Travelling Educates Our Children
For me, travel is important family time. But more than that it gives us the opportunity to instil a sense of knowing your place in the world – we think this is important for our children. It is important for them to see that they are the same as others, just living in another part of the world. Hopefully it will also give them a sense of belonging to something greater, to being a global citizen. We try to teach responsible travel and to be respectful travellers. I love that they have formed their own friendships with local people from our travels with language not being a barrier.
Future Travel Plans
We plan to head to Siem Reap in Cambodia this year. Angkor Wat holds a mysteriousness that fascinates me.
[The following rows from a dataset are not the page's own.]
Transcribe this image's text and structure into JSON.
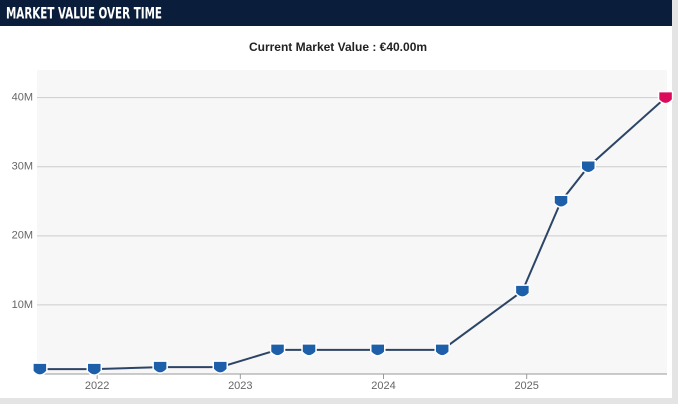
{
  "chart_data": {
    "type": "line",
    "title": "MARKET VALUE OVER TIME",
    "subtitle": "Current Market Value : €40.00m",
    "x": [
      2021.6,
      2021.98,
      2022.44,
      2022.86,
      2023.26,
      2023.48,
      2023.96,
      2024.41,
      2024.97,
      2025.24,
      2025.43,
      2025.97
    ],
    "values": [
      0.7,
      0.7,
      1,
      1,
      3.5,
      3.5,
      3.5,
      3.5,
      12,
      25,
      30,
      40
    ],
    "color": "#2c4566",
    "marker_colors": [
      "#1d5fa8",
      "#1d5fa8",
      "#1d5fa8",
      "#1d5fa8",
      "#1d5fa8",
      "#1d5fa8",
      "#1d5fa8",
      "#1d5fa8",
      "#1d5fa8",
      "#1d5fa8",
      "#1d5fa8",
      "#dc0a5a"
    ],
    "xlim": [
      2021.58,
      2025.98
    ],
    "xticks": [
      2022,
      2023,
      2024,
      2025
    ],
    "ylim": [
      0,
      44
    ],
    "yticks": [
      {
        "value": 10,
        "label": "10M"
      },
      {
        "value": 20,
        "label": "20M"
      },
      {
        "value": 30,
        "label": "30M"
      },
      {
        "value": 40,
        "label": "40M"
      }
    ],
    "grid": true
  }
}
Boyds plans are further afield, he wants to show us Canada. Obviously I’m not complaining, the Northern lights have been on my to-do-list from the beginning. We travel because the idea of not travelling and seeing our world feels wrong. I keep returning to a well known quote by Mark Twain that my mum gave me as a poster when I was about 20, “Travel is fatal to prejudice, bigotry and narrow-mindedness” and so for these reasons and many more, we have both travelled and for as long as we can we will keeping travelling.
A Near Tragedy & Family Travel Insurance
Whilst in Bali, our daughter slipped on wet tiles and slid under the second storey balcony railing. Watching your daughter fall two stories to the ground is nothing short of horrifying! Fortunately she has since made a full recovery and is beautiful, healthy and happy.
One of the first questions asked when at the hospital was – did we have travel insurance? Luckily, the answer was yes. We provided our details and from that moment forward, we did not have to worry about paying or dealing with hospital administration. Our travel insurance company looked after everything. Furthermore, they called daily to check on our daughter and offer assistance and well wishes. During a very stressful time, our travel insurance provider alleviated a great deal of stress – both emotionally and financially.
We have experienced the unexpected, formed life long memories and friendships and greatly enriched our lives thanks to travel.